In dem Dokument wird nämlich überlegt, wie man den Lifestyle von übergewichtigen Bürgern über finanzielle Anreize gesünder gestalten könnte. Ein erster Schritt dazu wäre ein ärztlicher Ratschlag, ein zweiter die Kontrolle der Teilnahme an vom Arzt verschriebenen sportlichen Aktivitäten mittels Smart Cards und ein dritter die Koppelung der Sozialhilfe, der individuellen Gemeindesteuerhöhe oder weiterer Leistungen und Forderungen an die Einhaltung der ärztlichen Ratschläge.

Beim Ärzteverband British Medical Association (BMA) stoßen diese Ideen allerdings auf wenig Begeisterung: Verbandssprecher Lawrence Buckman nannte die Vorschläge gegenüber der BBC "einige der dümmsten Sachen, die ich seit langer Zeit gehört habe". Seiner Ansicht nach wäre es sinnvoller, mit der Regulierung beim Verkauf besonders ungesunder Produkte anzusetzen.

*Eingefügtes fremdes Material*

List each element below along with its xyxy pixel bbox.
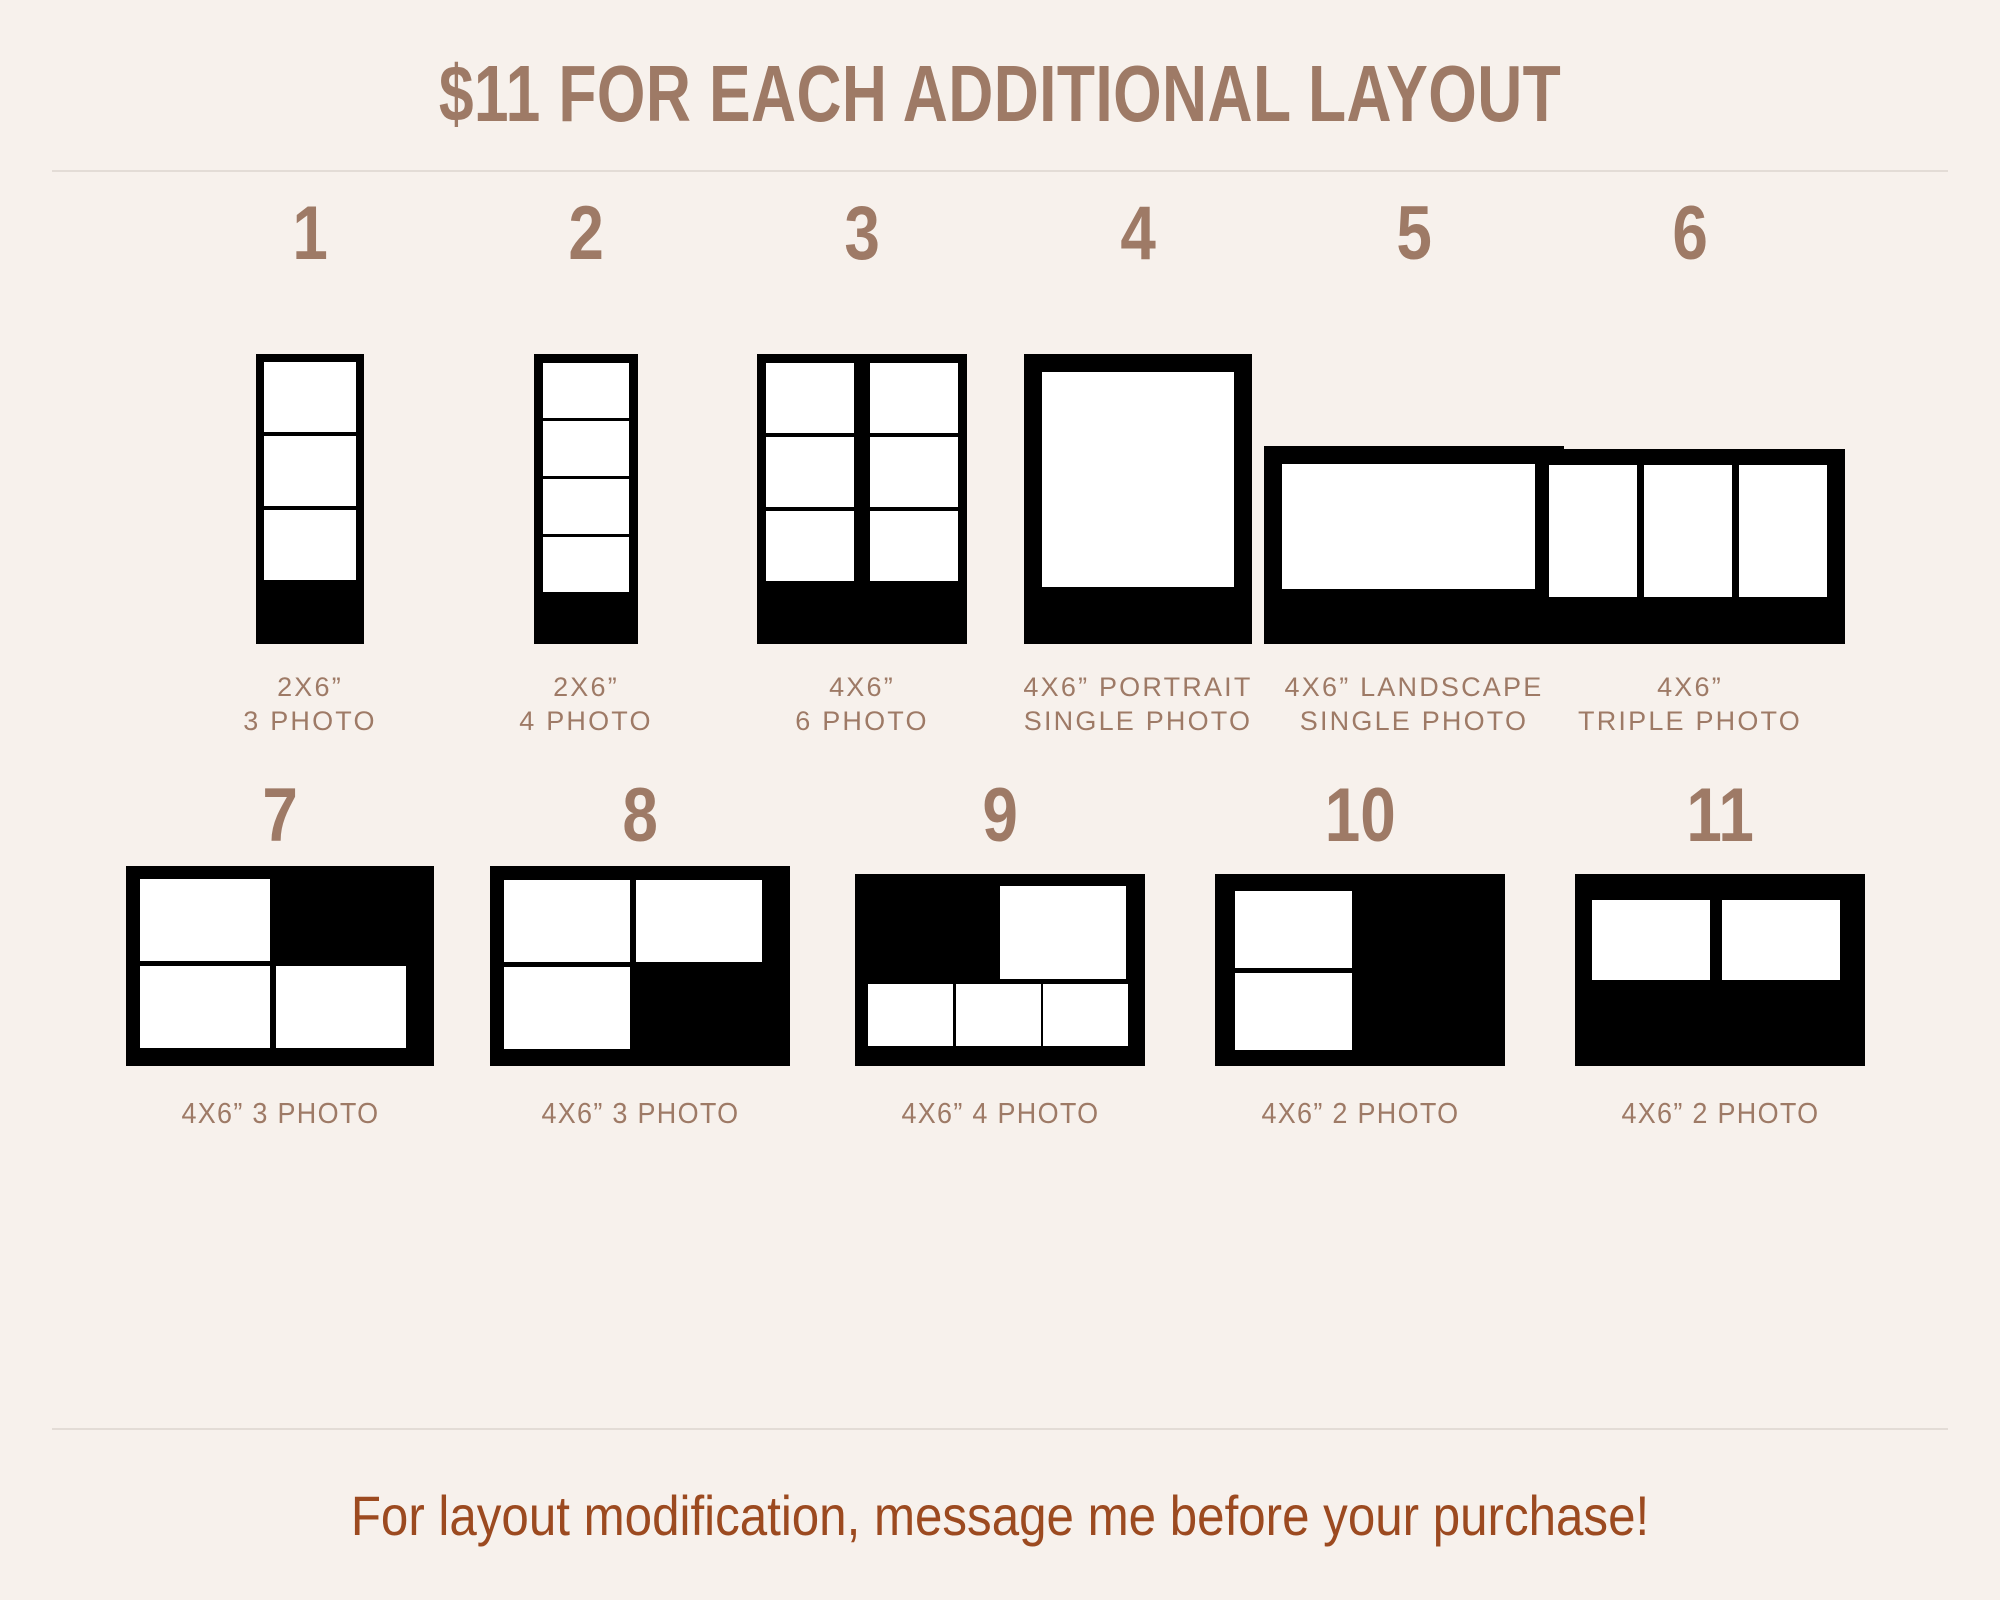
frame-4x6-4photo [855,874,1145,1066]
photo-slot [276,966,406,1048]
photo-slot [870,437,958,507]
photo-slot [1000,886,1126,979]
top-divider [52,170,1948,172]
photo-slot [636,880,762,962]
frame-4x6-3photo-a [126,866,434,1066]
layout-option-4[interactable]: 4 4X6” PORTRAIT SINGLE PHOTO [1000,198,1276,738]
layout-caption: 4X6” 2 PHOTO [1261,1096,1459,1133]
photo-slot [1043,984,1128,1046]
photo-slot [543,421,629,476]
footer-message: For layout modification, message me befo… [120,1488,1880,1544]
layout-preview [1215,866,1505,1066]
photo-slot [1592,900,1710,980]
layout-number: 3 [844,198,880,270]
layout-caption: 4X6” LANDSCAPE SINGLE PHOTO [1285,670,1544,738]
layout-number: 11 [1686,780,1753,852]
photo-slot [766,511,854,581]
layout-preview [1264,284,1564,644]
layout-number: 2 [568,198,604,270]
layout-caption: 4X6” 3 PHOTO [541,1096,739,1133]
layout-row-2: 7 4X6” 3 PHOTO 8 4X6” 3 PHOTO [0,780,2000,1133]
layout-option-11[interactable]: 11 4X6” 2 PHOTO [1540,780,1900,1133]
photo-slot [140,966,270,1048]
photo-slot [1739,465,1827,597]
photo-slot [1644,465,1732,597]
photo-slot [264,362,356,432]
photo-slot [543,479,629,534]
frame-4x6-portrait-single [1024,354,1252,644]
layout-caption: 4X6” 6 PHOTO [795,670,928,738]
strip-2x6-3photo [256,354,364,644]
layout-number: 6 [1672,198,1708,270]
layout-preview [490,866,790,1066]
photo-slot [870,511,958,581]
layout-caption: 4X6” 2 PHOTO [1621,1096,1819,1133]
photo-slot [956,984,1041,1046]
layout-preview [757,284,967,644]
bottom-divider [52,1428,1948,1430]
layout-number: 4 [1120,198,1156,270]
photo-slot [1235,891,1352,968]
frame-4x6-2photo-side [1575,874,1865,1066]
photo-slot [543,363,629,418]
grid-4x6-6photo [757,354,967,644]
layout-caption: 4X6” 4 PHOTO [901,1096,1099,1133]
layout-option-9[interactable]: 9 4X6” 4 PHOTO [820,780,1180,1133]
photo-slot [766,363,854,433]
photo-slot [140,879,270,961]
layout-preview [855,866,1145,1066]
photo-slot [1042,372,1234,587]
photo-slot [1282,464,1546,589]
layout-option-1[interactable]: 1 2X6” 3 PHOTO [172,198,448,738]
frame-4x6-triple [1535,449,1845,644]
layout-number: 7 [262,780,298,852]
photo-slot [1235,973,1352,1050]
layout-caption: 2X6” 4 PHOTO [519,670,652,738]
layout-preview [1024,284,1252,644]
layout-option-8[interactable]: 8 4X6” 3 PHOTO [460,780,820,1133]
layout-caption: 4X6” PORTRAIT SINGLE PHOTO [1023,670,1252,738]
layout-preview [256,284,364,644]
layout-option-2[interactable]: 2 2X6” 4 PHOTO [448,198,724,738]
footer: For layout modification, message me befo… [0,1428,2000,1600]
photo-slot [504,967,630,1049]
layout-caption: 4X6” TRIPLE PHOTO [1578,670,1802,738]
layout-number: 10 [1324,780,1395,852]
photo-slot [1549,465,1637,597]
header: $11 FOR EACH ADDITIONAL LAYOUT [0,0,2000,134]
layout-number: 1 [292,198,328,270]
layout-number: 5 [1396,198,1432,270]
photo-slot [504,880,630,962]
photo-slot [264,436,356,506]
layout-option-7[interactable]: 7 4X6” 3 PHOTO [100,780,460,1133]
photo-slot [868,984,953,1046]
layout-preview [1575,866,1865,1066]
layout-price-sheet: $11 FOR EACH ADDITIONAL LAYOUT 1 2X6” 3 … [0,0,2000,1600]
frame-4x6-landscape-single [1264,446,1564,644]
layout-caption: 2X6” 3 PHOTO [243,670,376,738]
photo-slot [543,537,629,592]
page-title: $11 FOR EACH ADDITIONAL LAYOUT [220,54,1780,134]
layout-option-10[interactable]: 10 4X6” 2 PHOTO [1180,780,1540,1133]
frame-4x6-2photo-stacked [1215,874,1505,1066]
layout-preview [534,284,638,644]
photo-slot [870,363,958,433]
layout-number: 9 [982,780,1018,852]
layout-option-6[interactable]: 6 4X6” TRIPLE PHOTO [1552,198,1828,738]
strip-2x6-4photo [534,354,638,644]
layout-row-1: 1 2X6” 3 PHOTO 2 2X6” 4 P [0,198,2000,738]
layout-caption: 4X6” 3 PHOTO [181,1096,379,1133]
layout-option-5[interactable]: 5 4X6” LANDSCAPE SINGLE PHOTO [1276,198,1552,738]
layout-preview [1535,284,1845,644]
layout-option-3[interactable]: 3 4X6” 6 PHOTO [724,198,1000,738]
photo-slot [1722,900,1840,980]
layout-preview [126,866,434,1066]
frame-4x6-3photo-b [490,866,790,1066]
photo-slot [766,437,854,507]
photo-slot [264,510,356,580]
layout-number: 8 [622,780,658,852]
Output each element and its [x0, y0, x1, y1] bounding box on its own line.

Susannah Gilbert von der Übergewichtigenorganisation Big Matters ging nach eigenem Angaben sogar von einem Witz aus, als sie das erste Mal von den Plänen hörte.

Untermauert wird solche Kritik durch eine Metastudie in der aktuellen Nummer des Fachmagazins Jama: Ihr zufolge hat nach einem Herausrechnen anderer Risikofaktoren wie dem Rauchen der weitaus größte Teil der Dicken – nämlich der mit einem Body Mass Index (BMI) zwischen 25 und 35 - keine höheres, sondern ein um fünf bis sechs Prozent niedrigeres Sterblichkeitsrisiko als ein Normalgewichtiger. Nur wenn jemand so viel Fett am Körper trägt, dass er einen BMI über 35 aufweist, liegt es um 29 Prozent höher. Über die Gründe für diesen statistischen Effekt wird noch gerätselt: Eine Möglichkeit wäre, dass Übergewichtige öfter Ärzte aufsuchen, weshalb Krankheiten bei ihnen früher entdeckt werden.